«« TERRORISME - conflit israélo-palestinien

Manifestation à Concordia à l'occasion du passage de Benjamin Nétanyahou

Le droit de s'exprimer

Paule Des Rivières
Le Devoir jeudi 12 septembre 2002

Éditorial - Le conflit israélo-palestinien s'est transporté à Montréal cette semaine lorsque des étudiants ont recouru à la violence pour empêcher le faucon de la droite israélienne, Benjamin Nétanyahou, de prendre la parole. Les manifestants ont réussi leur coup, faisant ainsi triompher l'intolérance dans une institution vouée à l'expression et au progrès des idées. Cette façon de faire est inacceptable, peu importe le propos que tient celui que l'on empêche de parler.

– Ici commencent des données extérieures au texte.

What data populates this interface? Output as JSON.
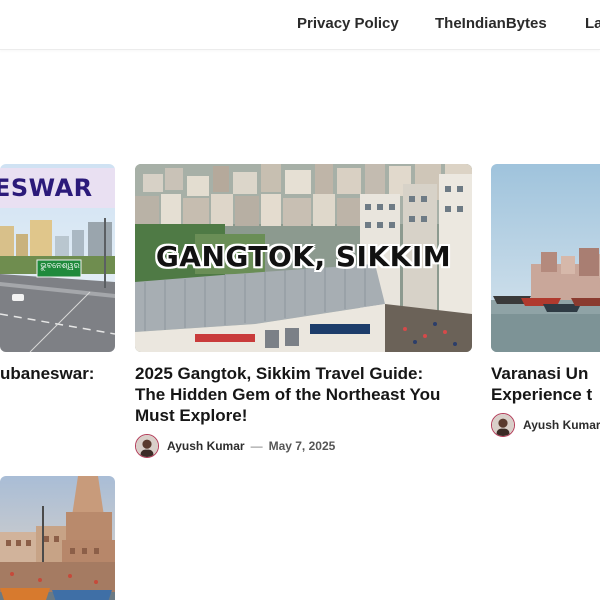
{
  "nav": {
    "items": [
      {
        "label": "Privacy Policy"
      },
      {
        "label": "TheIndianBytes"
      },
      {
        "label": "La"
      }
    ]
  },
  "cards": [
    {
      "image_text": "ESWAR",
      "sign_text": "ଭୁବନେଶ୍ୱର",
      "title_line1": "ubaneswar:"
    },
    {
      "image_text": "GANGTOK, SIKKIM",
      "title_line1": "2025 Gangtok, Sikkim Travel Guide:",
      "title_line2": "The Hidden Gem of the Northeast You",
      "title_line3": "Must Explore!",
      "author": "Ayush Kumar",
      "separator": "—",
      "date": "May 7, 2025"
    },
    {
      "title_line1": "Varanasi Un",
      "title_line2": "Experience t",
      "author": "Ayush Kumar"
    }
  ],
  "colors": {
    "avatar_ring": "#b23a57",
    "text": "#161616"
  }
}
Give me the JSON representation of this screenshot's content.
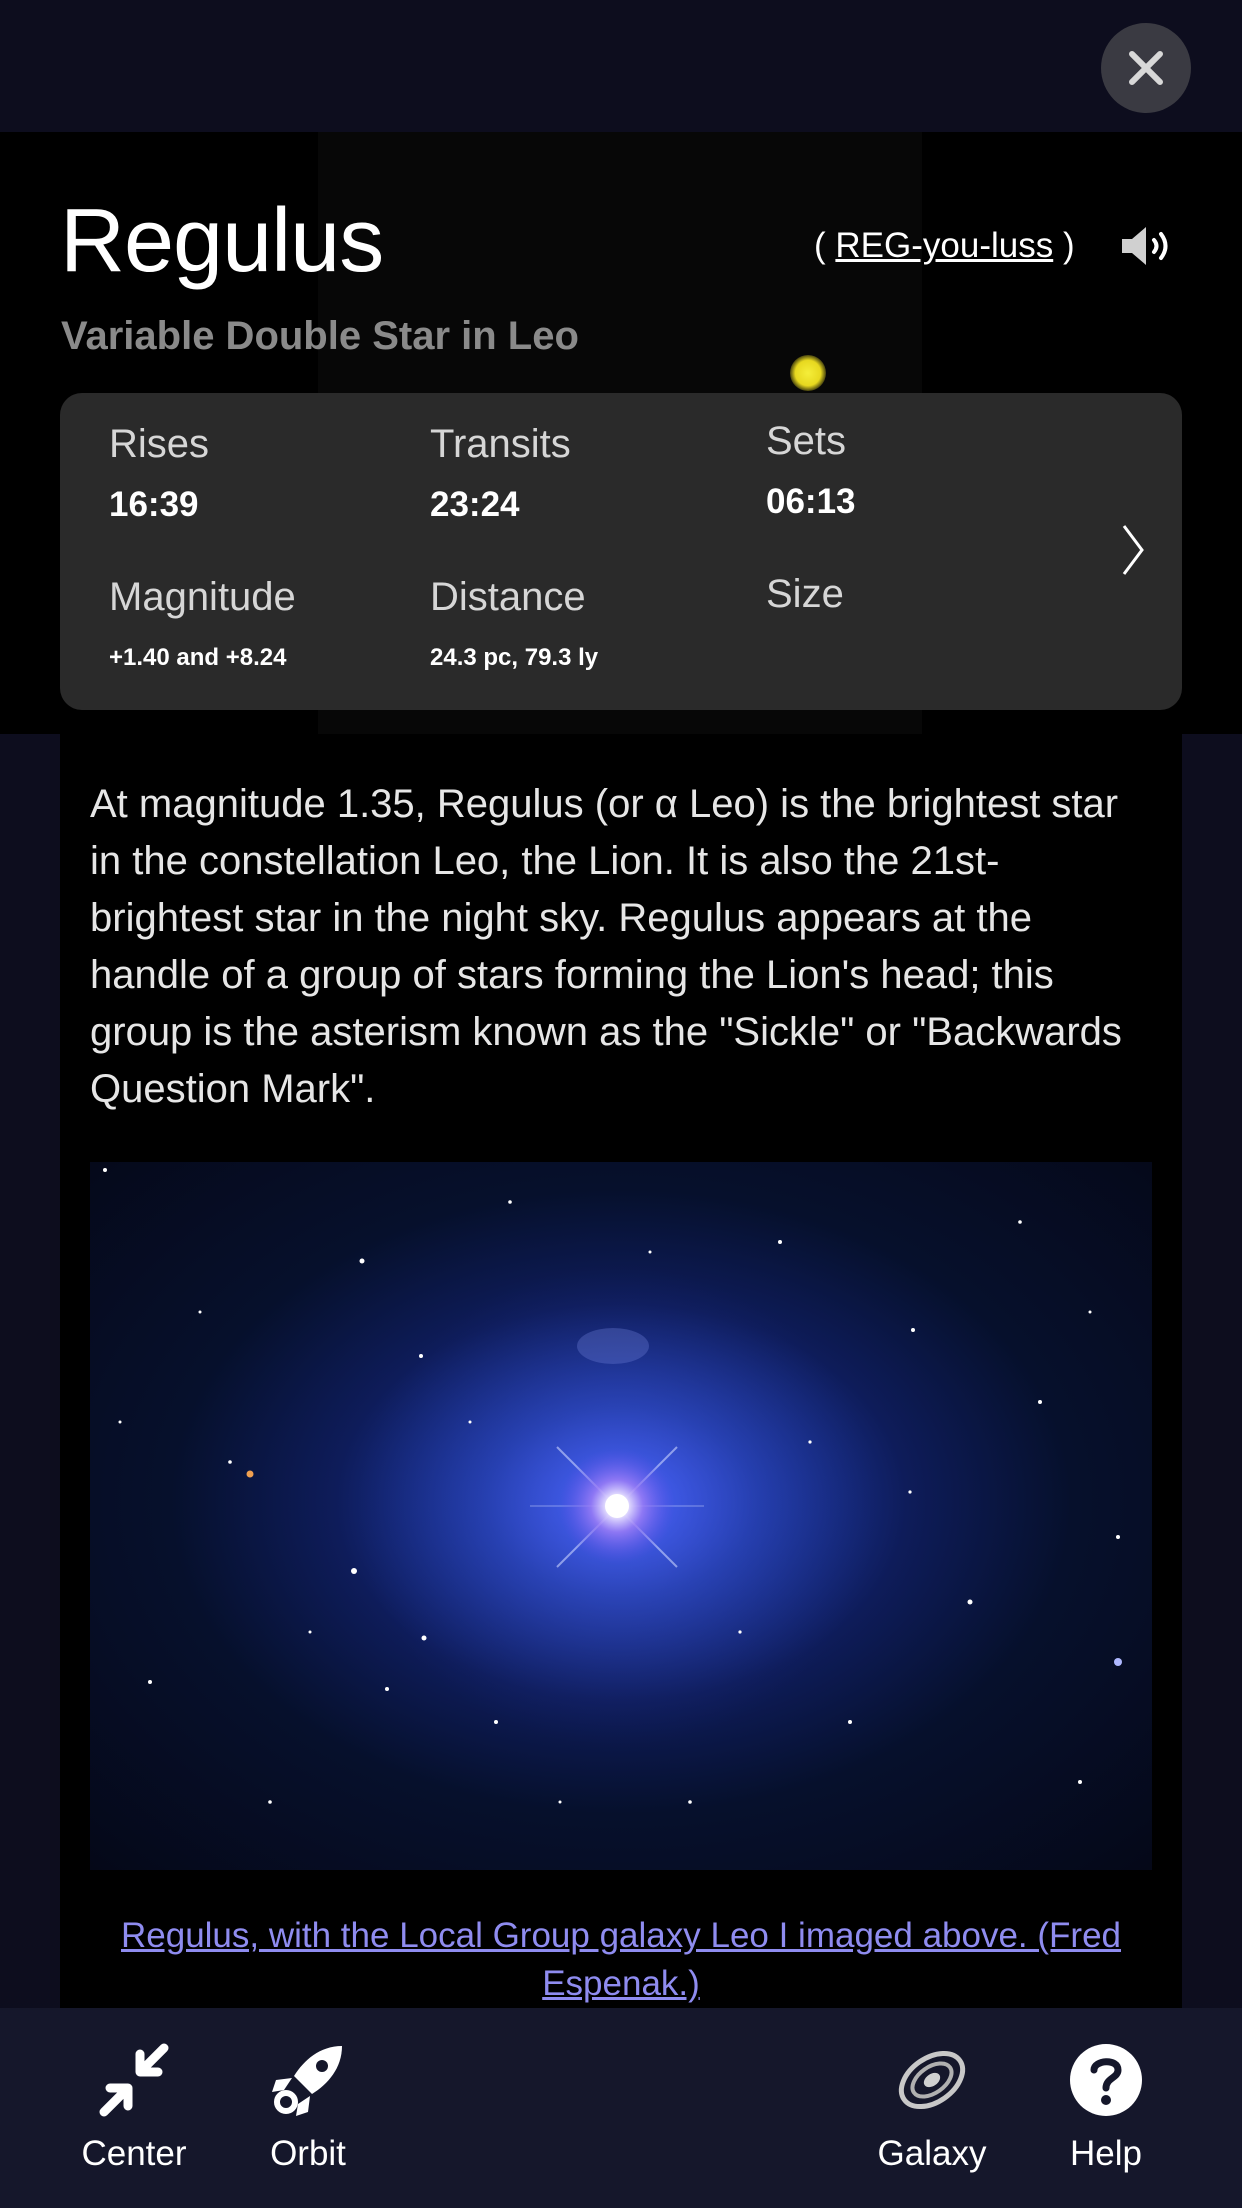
{
  "header": {
    "title": "Regulus",
    "subtitle": "Variable Double Star in Leo",
    "pronunciation_open": "(",
    "pronunciation": "REG-you-luss",
    "pronunciation_close": ")"
  },
  "info": {
    "rises_label": "Rises",
    "rises_value": "16:39",
    "transits_label": "Transits",
    "transits_value": "23:24",
    "sets_label": "Sets",
    "sets_value": "06:13",
    "magnitude_label": "Magnitude",
    "magnitude_value": "+1.40 and +8.24",
    "distance_label": "Distance",
    "distance_value": "24.3 pc, 79.3 ly",
    "size_label": "Size"
  },
  "description": "At magnitude 1.35, Regulus (or α Leo) is the brightest star in the constellation Leo, the Lion. It is also the 21st-brightest star in the night sky. Regulus appears at the handle of a group of stars forming the Lion's head; this group is the asterism known as the \"Sickle\" or \"Backwards Question Mark\".",
  "photo": {
    "caption": "Regulus, with the Local Group galaxy Leo I imaged above. (Fred Espenak.)"
  },
  "tabs": [
    {
      "label": "Center",
      "icon": "collapse-arrows-icon"
    },
    {
      "label": "Orbit",
      "icon": "rocket-icon"
    },
    {
      "label": "Galaxy",
      "icon": "galaxy-icon"
    },
    {
      "label": "Help",
      "icon": "help-icon"
    }
  ],
  "colors": {
    "background": "#0d0d1e",
    "card": "#2a2a2a",
    "caption_link": "#8f8cf0",
    "bottom_bar": "#15172b"
  }
}
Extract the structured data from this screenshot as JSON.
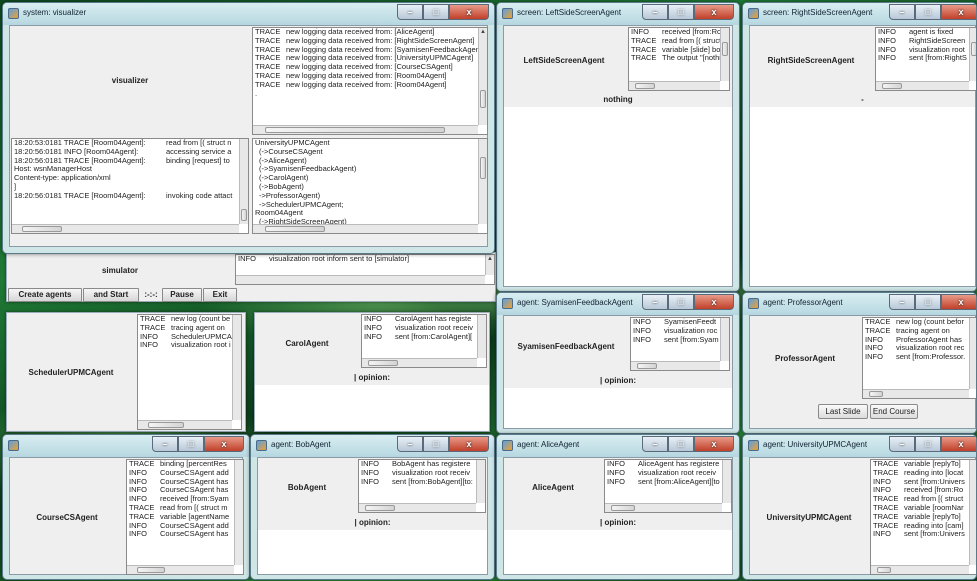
{
  "visualizer": {
    "title": "system: visualizer",
    "name": "visualizer",
    "log_top": [
      [
        "TRACE",
        "new logging data received from: [AliceAgent]"
      ],
      [
        "TRACE",
        "new logging data received from: [RightSideScreenAgent]"
      ],
      [
        "TRACE",
        "new logging data received from: [SyamisenFeedbackAgent]"
      ],
      [
        "TRACE",
        "new logging data received from: [UniversityUPMCAgent]"
      ],
      [
        "TRACE",
        "new logging data received from: [CourseCSAgent]"
      ],
      [
        "TRACE",
        "new logging data received from: [Room04Agent]"
      ],
      [
        "TRACE",
        "new logging data received from: [Room04Agent]"
      ],
      [
        ".",
        ""
      ]
    ],
    "log_left": [
      [
        "18:20:53:0181 TRACE [Room04Agent]:",
        "read from [( struct n"
      ],
      [
        "18:20:56:0181 INFO [Room04Agent]:",
        "accessing service a"
      ],
      [
        "18:20:56:0181 TRACE [Room04Agent]:",
        "binding [request] to"
      ],
      [
        "Host: wsnManagerHost",
        ""
      ],
      [
        "Content-type: application/xml",
        ""
      ],
      [
        "]",
        ""
      ],
      [
        "18:20:56:0181 TRACE [Room04Agent]:",
        "invoking code attact"
      ]
    ],
    "tree": [
      "UniversityUPMCAgent",
      "(->CourseCSAgent",
      "(->AliceAgent)",
      "(->SyamisenFeedbackAgent)",
      "(->CarolAgent)",
      "(->BobAgent)",
      "->ProfessorAgent)",
      "->SchedulerUPMCAgent;",
      "Room04Agent",
      "(->RightSideScreenAgent)"
    ]
  },
  "simulator": {
    "name": "simulator",
    "log": [
      [
        "INFO",
        "visualization root inform sent to [simulator]"
      ]
    ],
    "buttons": [
      "Create agents",
      "and Start",
      ":-:-:",
      "Pause",
      "Exit"
    ]
  },
  "left_screen": {
    "title": "screen: LeftSideScreenAgent",
    "name": "LeftSideScreenAgent",
    "status": "nothing",
    "log": [
      [
        "INFO",
        "received [from:Ro"
      ],
      [
        "TRACE",
        "read from [( struct"
      ],
      [
        "TRACE",
        "variable [slide] bo"
      ],
      [
        "TRACE",
        "The output \"[nothi"
      ]
    ]
  },
  "right_screen": {
    "title": "screen: RightSideScreenAgent",
    "name": "RightSideScreenAgent",
    "status": "-",
    "log": [
      [
        "INFO",
        "agent is fixed"
      ],
      [
        "INFO",
        "RightSideScreen"
      ],
      [
        "INFO",
        "visualization root"
      ],
      [
        "INFO",
        "sent [from:RightS"
      ]
    ]
  },
  "scheduler": {
    "name": "SchedulerUPMCAgent",
    "log": [
      [
        "TRACE",
        "new log (count be"
      ],
      [
        "TRACE",
        "tracing agent on"
      ],
      [
        "INFO",
        "SchedulerUPMCA"
      ],
      [
        "INFO",
        "visualization root i"
      ]
    ]
  },
  "carol": {
    "name": "CarolAgent",
    "opinion": "| opinion:",
    "log": [
      [
        "INFO",
        "CarolAgent has registe"
      ],
      [
        "INFO",
        "visualization root receiv"
      ],
      [
        "INFO",
        "sent [from:CarolAgent]["
      ]
    ]
  },
  "syamisen": {
    "title": "agent: SyamisenFeedbackAgent",
    "name": "SyamisenFeedbackAgent",
    "opinion": "| opinion:",
    "log": [
      [
        "INFO",
        "SyamisenFeedt"
      ],
      [
        "INFO",
        "visualization roc"
      ],
      [
        "INFO",
        "sent [from:Syam"
      ]
    ]
  },
  "professor": {
    "title": "agent: ProfessorAgent",
    "name": "ProfessorAgent",
    "buttons": [
      "Last Slide",
      "End Course"
    ],
    "log": [
      [
        "TRACE",
        "new log (count befor"
      ],
      [
        "TRACE",
        "tracing agent on"
      ],
      [
        "INFO",
        "ProfessorAgent has"
      ],
      [
        "INFO",
        "visualization root rec"
      ],
      [
        "INFO",
        "sent [from:Professor."
      ]
    ]
  },
  "course": {
    "name": "CourseCSAgent",
    "log": [
      [
        "TRACE",
        "binding [percentRes"
      ],
      [
        "INFO",
        "CourseCSAgent add"
      ],
      [
        "INFO",
        "CourseCSAgent has"
      ],
      [
        "INFO",
        "CourseCSAgent has"
      ],
      [
        "INFO",
        "received [from:Syam"
      ],
      [
        "TRACE",
        "read from [( struct m"
      ],
      [
        "TRACE",
        "variable [agentName"
      ],
      [
        "INFO",
        "CourseCSAgent add"
      ],
      [
        "INFO",
        "CourseCSAgent has"
      ]
    ]
  },
  "bob": {
    "title": "agent: BobAgent",
    "name": "BobAgent",
    "opinion": "| opinion:",
    "log": [
      [
        "INFO",
        "BobAgent has registere"
      ],
      [
        "INFO",
        "visualization root receiv"
      ],
      [
        "INFO",
        "sent [from:BobAgent][to:"
      ]
    ]
  },
  "alice": {
    "title": "agent: AliceAgent",
    "name": "AliceAgent",
    "opinion": "| opinion:",
    "log": [
      [
        "INFO",
        "AliceAgent has registere"
      ],
      [
        "INFO",
        "visualization root receiv"
      ],
      [
        "INFO",
        "sent [from:AliceAgent][to"
      ]
    ]
  },
  "university": {
    "title": "agent: UniversityUPMCAgent",
    "name": "UniversityUPMCAgent",
    "log": [
      [
        "TRACE",
        "variable [replyTo]"
      ],
      [
        "TRACE",
        "reading into [locat"
      ],
      [
        "INFO",
        "sent [from:Univers"
      ],
      [
        "INFO",
        "received [from:Ro"
      ],
      [
        "TRACE",
        "read from [( struct"
      ],
      [
        "TRACE",
        "variable [roomNar"
      ],
      [
        "TRACE",
        "variable [replyTo]"
      ],
      [
        "TRACE",
        "reading into [cam]"
      ],
      [
        "INFO",
        "sent [from:Univers"
      ]
    ]
  },
  "icons": {
    "minimize": "minimize-icon",
    "maximize": "maximize-icon",
    "close": "close-icon"
  }
}
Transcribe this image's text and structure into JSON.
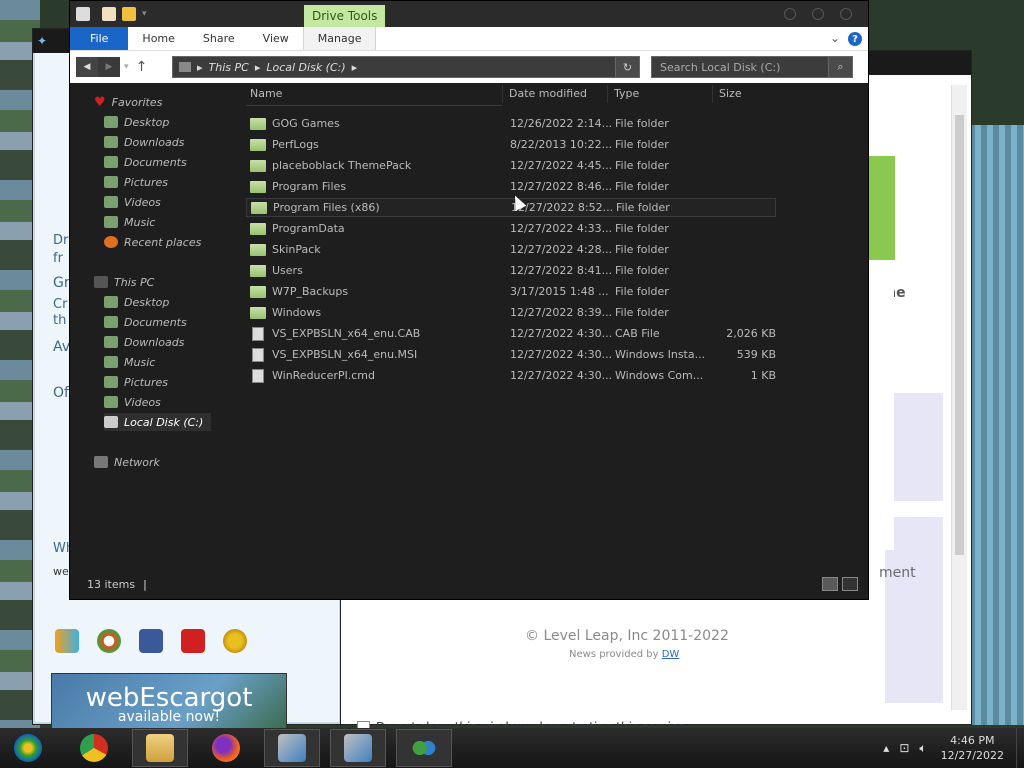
{
  "explorer": {
    "ribbon_context_tab": "Drive Tools",
    "tabs": [
      "File",
      "Home",
      "Share",
      "View",
      "Manage"
    ],
    "help_label": "?",
    "breadcrumb": [
      "This PC",
      "Local Disk (C:)"
    ],
    "search_placeholder": "Search Local Disk (C:)",
    "nav": {
      "favorites": {
        "label": "Favorites",
        "items": [
          "Desktop",
          "Downloads",
          "Documents",
          "Pictures",
          "Videos",
          "Music",
          "Recent places"
        ]
      },
      "this_pc": {
        "label": "This PC",
        "items": [
          "Desktop",
          "Documents",
          "Downloads",
          "Music",
          "Pictures",
          "Videos",
          "Local Disk (C:)"
        ]
      },
      "network": "Network"
    },
    "columns": {
      "name": "Name",
      "date": "Date modified",
      "type": "Type",
      "size": "Size"
    },
    "files": [
      {
        "name": "GOG Games",
        "date": "12/26/2022 2:14...",
        "type": "File folder",
        "size": "",
        "kind": "folder"
      },
      {
        "name": "PerfLogs",
        "date": "8/22/2013 10:22...",
        "type": "File folder",
        "size": "",
        "kind": "folder"
      },
      {
        "name": "placeboblack ThemePack",
        "date": "12/27/2022 4:45...",
        "type": "File folder",
        "size": "",
        "kind": "folder"
      },
      {
        "name": "Program Files",
        "date": "12/27/2022 8:46...",
        "type": "File folder",
        "size": "",
        "kind": "folder"
      },
      {
        "name": "Program Files (x86)",
        "date": "12/27/2022 8:52...",
        "type": "File folder",
        "size": "",
        "kind": "folder"
      },
      {
        "name": "ProgramData",
        "date": "12/27/2022 4:33...",
        "type": "File folder",
        "size": "",
        "kind": "folder"
      },
      {
        "name": "SkinPack",
        "date": "12/27/2022 4:28...",
        "type": "File folder",
        "size": "",
        "kind": "folder"
      },
      {
        "name": "Users",
        "date": "12/27/2022 8:41...",
        "type": "File folder",
        "size": "",
        "kind": "folder"
      },
      {
        "name": "W7P_Backups",
        "date": "3/17/2015 1:48 ...",
        "type": "File folder",
        "size": "",
        "kind": "folder"
      },
      {
        "name": "Windows",
        "date": "12/27/2022 8:39...",
        "type": "File folder",
        "size": "",
        "kind": "folder"
      },
      {
        "name": "VS_EXPBSLN_x64_enu.CAB",
        "date": "12/27/2022 4:30...",
        "type": "CAB File",
        "size": "2,026 KB",
        "kind": "file"
      },
      {
        "name": "VS_EXPBSLN_x64_enu.MSI",
        "date": "12/27/2022 4:30...",
        "type": "Windows Insta...",
        "size": "539 KB",
        "kind": "file"
      },
      {
        "name": "WinReducerPI.cmd",
        "date": "12/27/2022 4:30...",
        "type": "Windows Com...",
        "size": "1 KB",
        "kind": "file"
      }
    ],
    "status": "13 items"
  },
  "background_window": {
    "banner_title": "webEscargot",
    "banner_sub": "available now!",
    "side_fragments": [
      "Dr",
      "fr",
      "Gro",
      "Cr",
      "th",
      "Av",
      "Of",
      "Wh",
      "web"
    ]
  },
  "service_window": {
    "fragment_right_1": "o the",
    "fragment_right_2": "ment",
    "copyright": "© Level Leap, Inc 2011-2022",
    "news_prefix": "News provided by",
    "news_link": "DW",
    "dont_show": "Do not show this window when starting this service."
  },
  "taskbar": {
    "apps": [
      "start-orb",
      "chrome",
      "file-explorer",
      "firefox",
      "setup-1",
      "setup-2",
      "messenger"
    ],
    "time": "4:46 PM",
    "date": "12/27/2022"
  }
}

Quelle est l'assise de la démocratie, sinon la possibilité de pouvoir exprimer, débattre et confronter des idées plutôt que de les enfoncer à coups de brique ou de matraque dans la tête du voisin ? Dans le contexte pacifique qui est habituellement le nôtre, il est dérangeant de constater que des gens n'hésitent pas à recourir à la violence pour imposer leurs vues, les seules qui, à leur avis, mériteraient d'être entendues.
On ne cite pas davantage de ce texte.